We consider the hypothesis that motor function deterioration might be related to the
reduced grey matter areas found in the present study, as these structures are related
to movement control; in particular, the present study brings light to the possibility
that SLS has a more pronounced involvement in the thalamic motor pathways, while striatal
structures would be less interested. Further investigation on a possible selective
involvement of grey matter areas or white matter tracts in these patients are needed,
maybe integrating DTI studies, which may provide information about white matter lesions.[30]
A critical inquiry arises as to whether these deteriorations stem directly from the
disease itself or if they represent long-term consequences.
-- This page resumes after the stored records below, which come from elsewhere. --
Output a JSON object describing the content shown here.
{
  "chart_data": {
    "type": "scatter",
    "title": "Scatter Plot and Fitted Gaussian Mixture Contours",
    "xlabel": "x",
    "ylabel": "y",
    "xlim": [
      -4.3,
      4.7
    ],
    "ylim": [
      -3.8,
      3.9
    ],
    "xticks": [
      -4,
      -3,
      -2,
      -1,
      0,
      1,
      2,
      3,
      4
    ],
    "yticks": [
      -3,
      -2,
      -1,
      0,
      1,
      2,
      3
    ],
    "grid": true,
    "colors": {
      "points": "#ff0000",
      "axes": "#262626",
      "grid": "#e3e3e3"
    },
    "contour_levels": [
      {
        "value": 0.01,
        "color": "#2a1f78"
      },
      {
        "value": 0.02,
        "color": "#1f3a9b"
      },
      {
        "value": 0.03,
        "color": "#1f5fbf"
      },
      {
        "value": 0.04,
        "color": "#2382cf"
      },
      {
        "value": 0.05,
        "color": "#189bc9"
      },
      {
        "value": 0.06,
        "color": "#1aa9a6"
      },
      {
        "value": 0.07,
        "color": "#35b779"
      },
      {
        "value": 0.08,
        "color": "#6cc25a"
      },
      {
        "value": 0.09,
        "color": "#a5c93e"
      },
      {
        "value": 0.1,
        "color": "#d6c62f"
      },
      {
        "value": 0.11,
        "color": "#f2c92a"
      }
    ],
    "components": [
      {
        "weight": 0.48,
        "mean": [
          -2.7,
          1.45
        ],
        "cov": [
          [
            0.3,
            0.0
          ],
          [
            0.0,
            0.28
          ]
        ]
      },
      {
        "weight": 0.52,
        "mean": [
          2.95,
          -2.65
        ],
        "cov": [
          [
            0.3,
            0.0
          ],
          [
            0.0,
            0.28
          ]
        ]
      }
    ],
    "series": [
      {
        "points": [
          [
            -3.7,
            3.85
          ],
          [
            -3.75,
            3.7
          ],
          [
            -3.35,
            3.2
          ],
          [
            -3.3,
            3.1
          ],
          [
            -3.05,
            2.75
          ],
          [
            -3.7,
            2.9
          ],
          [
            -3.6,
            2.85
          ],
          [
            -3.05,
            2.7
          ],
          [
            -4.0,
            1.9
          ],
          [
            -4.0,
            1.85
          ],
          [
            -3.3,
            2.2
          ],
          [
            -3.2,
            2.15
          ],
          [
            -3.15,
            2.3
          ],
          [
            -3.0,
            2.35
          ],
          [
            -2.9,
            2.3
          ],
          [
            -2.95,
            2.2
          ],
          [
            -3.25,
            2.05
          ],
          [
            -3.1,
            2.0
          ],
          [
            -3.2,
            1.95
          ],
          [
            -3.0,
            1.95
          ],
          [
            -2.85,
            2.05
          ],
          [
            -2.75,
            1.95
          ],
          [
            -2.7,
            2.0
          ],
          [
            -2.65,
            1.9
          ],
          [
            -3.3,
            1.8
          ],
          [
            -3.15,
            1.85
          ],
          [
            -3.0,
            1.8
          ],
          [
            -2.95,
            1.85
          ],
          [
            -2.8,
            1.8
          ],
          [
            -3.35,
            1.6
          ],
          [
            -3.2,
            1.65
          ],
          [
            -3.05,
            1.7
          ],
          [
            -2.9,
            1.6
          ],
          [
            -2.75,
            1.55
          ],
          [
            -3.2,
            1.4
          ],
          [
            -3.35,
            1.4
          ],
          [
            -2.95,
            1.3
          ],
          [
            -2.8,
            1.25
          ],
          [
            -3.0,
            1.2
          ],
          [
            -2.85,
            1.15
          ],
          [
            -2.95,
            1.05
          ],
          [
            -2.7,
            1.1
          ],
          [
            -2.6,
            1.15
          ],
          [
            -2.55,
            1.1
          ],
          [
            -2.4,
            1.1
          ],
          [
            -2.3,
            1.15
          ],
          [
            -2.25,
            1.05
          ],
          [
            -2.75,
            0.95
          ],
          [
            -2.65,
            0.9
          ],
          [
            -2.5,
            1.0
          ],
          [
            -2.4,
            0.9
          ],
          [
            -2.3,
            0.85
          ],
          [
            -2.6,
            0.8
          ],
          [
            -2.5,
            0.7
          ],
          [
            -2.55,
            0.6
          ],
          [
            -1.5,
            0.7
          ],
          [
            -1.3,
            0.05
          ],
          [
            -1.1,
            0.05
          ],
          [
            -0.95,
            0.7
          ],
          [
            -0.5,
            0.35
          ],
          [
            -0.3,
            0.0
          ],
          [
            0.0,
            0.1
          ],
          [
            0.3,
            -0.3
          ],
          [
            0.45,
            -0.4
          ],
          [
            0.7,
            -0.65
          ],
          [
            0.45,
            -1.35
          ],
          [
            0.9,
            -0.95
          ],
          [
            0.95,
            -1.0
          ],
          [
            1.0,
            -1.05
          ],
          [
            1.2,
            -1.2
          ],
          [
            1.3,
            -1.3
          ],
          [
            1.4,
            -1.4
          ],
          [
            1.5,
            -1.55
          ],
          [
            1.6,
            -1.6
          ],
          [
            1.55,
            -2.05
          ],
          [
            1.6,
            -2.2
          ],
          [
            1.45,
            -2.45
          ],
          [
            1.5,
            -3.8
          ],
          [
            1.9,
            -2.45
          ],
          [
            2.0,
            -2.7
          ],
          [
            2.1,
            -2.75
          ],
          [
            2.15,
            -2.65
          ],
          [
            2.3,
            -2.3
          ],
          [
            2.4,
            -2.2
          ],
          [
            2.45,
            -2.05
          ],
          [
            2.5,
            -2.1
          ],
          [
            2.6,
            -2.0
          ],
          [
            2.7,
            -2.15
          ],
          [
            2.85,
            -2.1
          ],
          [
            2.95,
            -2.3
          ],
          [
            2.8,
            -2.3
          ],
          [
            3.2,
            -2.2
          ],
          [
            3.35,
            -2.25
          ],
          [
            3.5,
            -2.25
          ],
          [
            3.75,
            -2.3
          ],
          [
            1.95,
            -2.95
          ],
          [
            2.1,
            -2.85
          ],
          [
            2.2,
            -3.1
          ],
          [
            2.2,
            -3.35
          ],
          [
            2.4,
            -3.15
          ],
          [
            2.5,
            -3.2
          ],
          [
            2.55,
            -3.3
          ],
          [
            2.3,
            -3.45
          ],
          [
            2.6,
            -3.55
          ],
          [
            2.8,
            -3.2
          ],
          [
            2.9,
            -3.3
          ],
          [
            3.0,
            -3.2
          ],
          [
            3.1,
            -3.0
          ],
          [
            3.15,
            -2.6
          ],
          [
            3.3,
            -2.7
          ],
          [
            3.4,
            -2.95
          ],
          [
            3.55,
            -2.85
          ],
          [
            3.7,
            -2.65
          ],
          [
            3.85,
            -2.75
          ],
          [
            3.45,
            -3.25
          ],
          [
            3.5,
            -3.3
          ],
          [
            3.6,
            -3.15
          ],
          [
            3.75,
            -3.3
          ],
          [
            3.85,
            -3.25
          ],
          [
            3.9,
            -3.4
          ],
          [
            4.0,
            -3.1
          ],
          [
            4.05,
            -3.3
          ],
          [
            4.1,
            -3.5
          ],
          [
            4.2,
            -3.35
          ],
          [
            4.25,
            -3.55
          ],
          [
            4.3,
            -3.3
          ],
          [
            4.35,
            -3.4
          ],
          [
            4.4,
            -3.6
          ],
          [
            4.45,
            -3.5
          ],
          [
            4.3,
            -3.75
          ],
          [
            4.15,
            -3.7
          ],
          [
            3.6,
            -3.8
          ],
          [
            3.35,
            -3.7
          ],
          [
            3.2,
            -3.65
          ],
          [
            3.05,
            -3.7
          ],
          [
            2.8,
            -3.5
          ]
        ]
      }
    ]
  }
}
The present study carries
a limitation rooted in the application of FreeSurfer, which holds the potential to
introduce errors, especially within regions of white matter hyperintensity, consequently
leading to inaccuracies in the segmentation of gray matter.[29] It is important to acknowledge further limitations within our study, notably the
relatively small sample size and the examination of MRIs of the SLS patients at a
single time point, involving individuals in their adult years --by which juncture
symptoms had already experienced substantial progression. Although reports of cognitive
impairment are present, definitive conclusions regarding the evolution of imaging
findings remain constrained by the paucity of data. It is crucial to recognize that
SLS encompasses a broad spectrum of genotypes and phenotypes, which might account
for the seemingly inconsistent data present within the literature.
Data obtained from this automated segmentation software using only a T1-weighted volumetric
sequence can noninvasively lead to new understandings of the disease.